An Ideological Shift? Though Netanyahu apparently decided to "do the Hebron deal" many weeks ago, the road to accepting redeployment in the most ancient of Jewish cities was still tortuous. At its core, accepting redeployment appears to have forced Netanyahu and Likud colleagues to confront the difficult choice between accepting the political implications of the Oslo Accords and remaining loyal to a "Revisionist" ideology for which those implications are anathema. Evidence that the new prime minister has opted for the former can be found in the unprecedented statements of his senior advisor, David Bar-Illan, declaring "Greater Israel" no longer "viable" and suggesting that the Likud may be willing to accept a "limited" Palestinian state. Not only were Bar Illan's comments to the Jerusalem Post a clear deviation from heretofore cardinal Likud tenets, but he even went so far as to say there is now little ideological difference between Labor and Likud. And while these comments only elicited a mild rebuke from the Prime Minister -- who characterized them as a personal rather than a government view -- they were endorsed by others within his coalition, such as the National Religious Party's Avraham Stern, much to the chagrin of Stern's party.
Perhaps more indicative of an eroding pillar of Likud ideology is the near completion of a set of understandings, negotiated at weekly Knesset meetings between key Likud and Labor party leaders, reportedly outlining areas of national consensus for a "final status agreement" with the Palestinians.
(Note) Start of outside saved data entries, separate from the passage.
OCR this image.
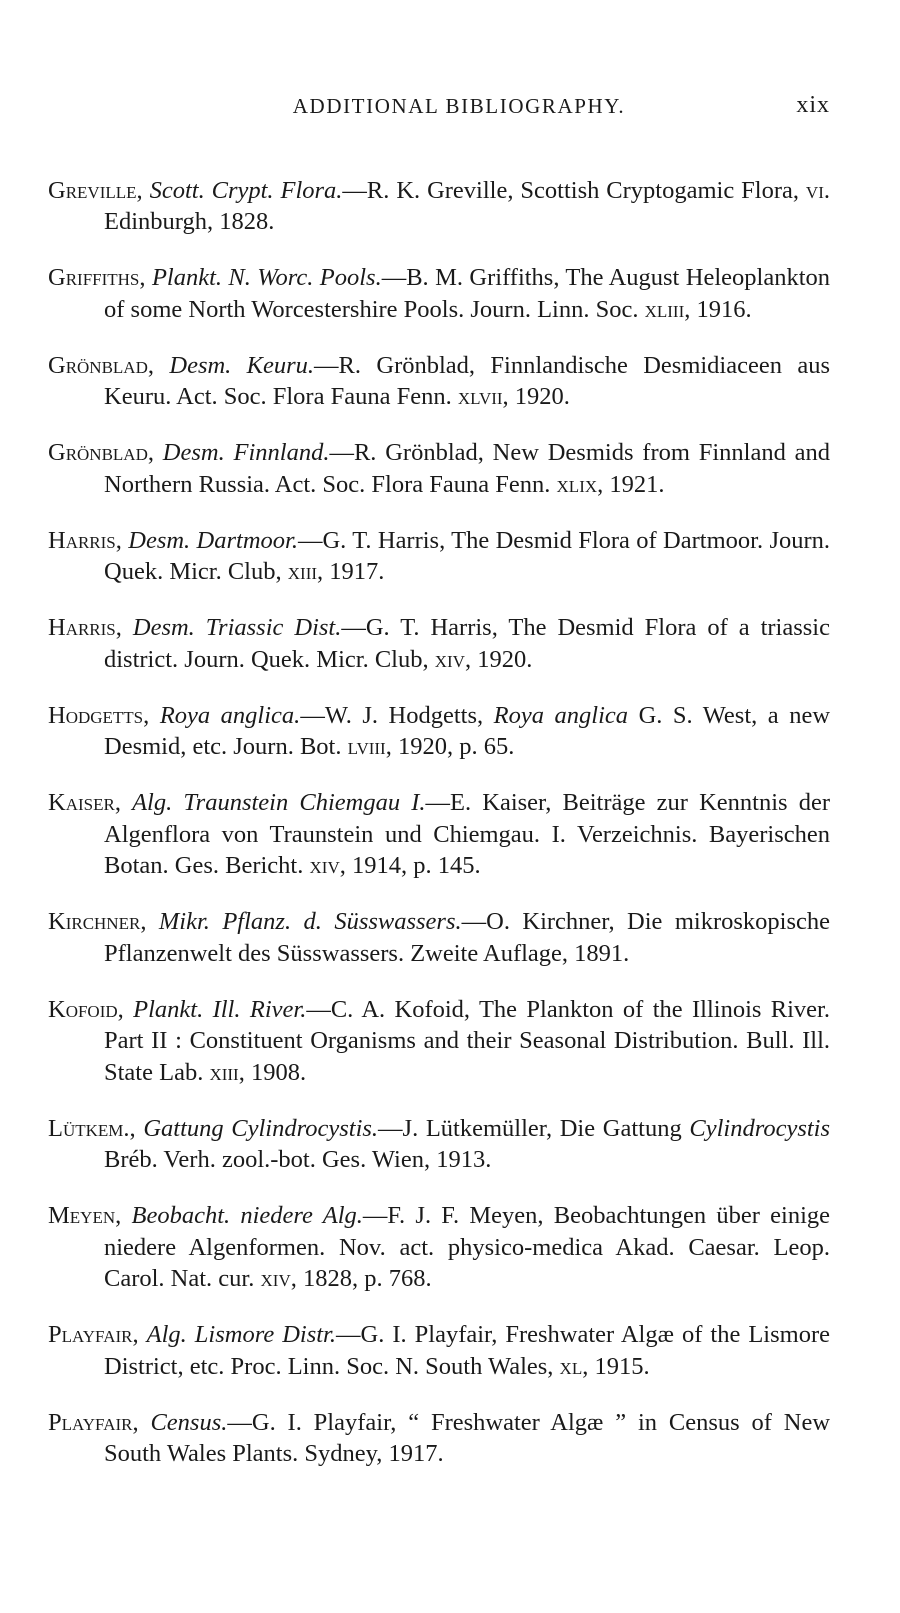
ADDITIONAL BIBLIOGRAPHY.	xix

Greville, Scott. Crypt. Flora.—R. K. Greville, Scottish Cryptogamic Flora, vi. Edinburgh, 1828.

Griffiths, Plankt. N. Worc. Pools.—B. M. Griffiths, The August Heleoplankton of some North Worcestershire Pools. Journ. Linn. Soc. xliii, 1916.

Grönblad, Desm. Keuru.—R. Grönblad, Finnlandische Desmidiaceen aus Keuru. Act. Soc. Flora Fauna Fenn. xlvii, 1920.

Grönblad, Desm. Finnland.—R. Grönblad, New Desmids from Finnland and Northern Russia. Act. Soc. Flora Fauna Fenn. xlix, 1921.

Harris, Desm. Dartmoor.—G. T. Harris, The Desmid Flora of Dartmoor. Journ. Quek. Micr. Club, xiii, 1917.

Harris, Desm. Triassic Dist.—G. T. Harris, The Desmid Flora of a triassic district. Journ. Quek. Micr. Club, xiv, 1920.

Hodgetts, Roya anglica.—W. J. Hodgetts, Roya anglica G. S. West, a new Desmid, etc. Journ. Bot. lviii, 1920, p. 65.

Kaiser, Alg. Traunstein Chiemgau I.—E. Kaiser, Beiträge zur Kenntnis der Algenflora von Traunstein und Chiemgau. I. Verzeichnis. Bayerischen Botan. Ges. Bericht. xiv, 1914, p. 145.

Kirchner, Mikr. Pflanz. d. Süsswassers.—O. Kirchner, Die mikroskopische Pflanzenwelt des Süsswassers. Zweite Auflage, 1891.

Kofoid, Plankt. Ill. River.—C. A. Kofoid, The Plankton of the Illinois River. Part II : Constituent Organisms and their Seasonal Distribution. Bull. Ill. State Lab. xiii, 1908.

Lütkem., Gattung Cylindrocystis.—J. Lütkemüller, Die Gattung Cylindrocystis Bréb. Verh. zool.-bot. Ges. Wien, 1913.

Meyen, Beobacht. niedere Alg.—F. J. F. Meyen, Beobachtungen über einige niedere Algenformen. Nov. act. physico-medica Akad. Caesar. Leop. Carol. Nat. cur. xiv, 1828, p. 768.

Playfair, Alg. Lismore Distr.—G. I. Playfair, Freshwater Algæ of the Lismore District, etc. Proc. Linn. Soc. N. South Wales, xl, 1915.

Playfair, Census.—G. I. Playfair, “ Freshwater Algæ ” in Census of New South Wales Plants. Sydney, 1917.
Seeking to bridge their differences, these talks have apparently been based on an unpublicized agreement between former Labor Minister Yossi Beilin and senior Palestinian advisor Mahmoud Abbas (Abu Mazen), which allows for Israel to annex its most populous settlements in the western part of the West Bank along the Green Line in exchange for territorial compensation elsewhere.
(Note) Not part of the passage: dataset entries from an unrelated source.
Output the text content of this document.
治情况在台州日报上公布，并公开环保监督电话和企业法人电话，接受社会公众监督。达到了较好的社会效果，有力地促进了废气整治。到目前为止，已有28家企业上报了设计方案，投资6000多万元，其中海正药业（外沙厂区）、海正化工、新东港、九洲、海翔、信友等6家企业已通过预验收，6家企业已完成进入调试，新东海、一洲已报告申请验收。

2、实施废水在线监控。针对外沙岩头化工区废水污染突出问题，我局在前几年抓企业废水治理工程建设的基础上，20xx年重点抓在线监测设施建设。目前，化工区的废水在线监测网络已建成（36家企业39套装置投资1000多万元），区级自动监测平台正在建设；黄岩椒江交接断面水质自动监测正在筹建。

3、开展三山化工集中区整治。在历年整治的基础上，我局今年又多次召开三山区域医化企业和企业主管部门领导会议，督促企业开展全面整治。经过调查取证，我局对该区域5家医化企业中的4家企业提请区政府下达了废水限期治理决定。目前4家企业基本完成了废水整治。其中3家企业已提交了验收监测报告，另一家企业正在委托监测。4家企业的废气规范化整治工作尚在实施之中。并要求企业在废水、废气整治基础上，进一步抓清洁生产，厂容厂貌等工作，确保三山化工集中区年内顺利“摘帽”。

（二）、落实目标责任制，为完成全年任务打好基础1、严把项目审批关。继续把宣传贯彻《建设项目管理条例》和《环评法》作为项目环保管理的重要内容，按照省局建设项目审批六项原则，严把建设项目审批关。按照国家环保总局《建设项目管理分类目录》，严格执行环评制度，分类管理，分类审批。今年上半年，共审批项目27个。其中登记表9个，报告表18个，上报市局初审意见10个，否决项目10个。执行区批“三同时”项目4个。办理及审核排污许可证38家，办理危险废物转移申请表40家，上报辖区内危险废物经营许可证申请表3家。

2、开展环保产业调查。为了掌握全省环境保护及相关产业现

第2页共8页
Indeed, while the Hebron agreement and its ratification of the Oslo process deviate from some of the Likud's core beliefs, the Prime Minister's more ideologically committed coalition partners and the settler groups who voted overwhelmingly for him probably do not have the power to thwart the new accord. Yet in an attempt to retain their support, Netanyahu is likely to sanction the continued (perhaps even accelerated) growth of existing settlements within their current boundaries, i.e., more settlers but neither more settlements nor territorial expansion of existing settlements. However, the irony is that should this growth focus on settlements just across the Green Line in the western portion of the West Bank, where 70 percent of the settlers reside, the government's policy would in fact tend to validate the Beilin-Abu Mazen plan, signaling continued passage along -- rather than a new roadblock on -- the road from Oslo.
Robert Danin is a scholar-in-residence at The Washington Institute, on leave from the Department of State's Bureau of Intelligence and Research. The opinions and analysis expressed here are solely his own and do not necessarily reflect those of the State Department.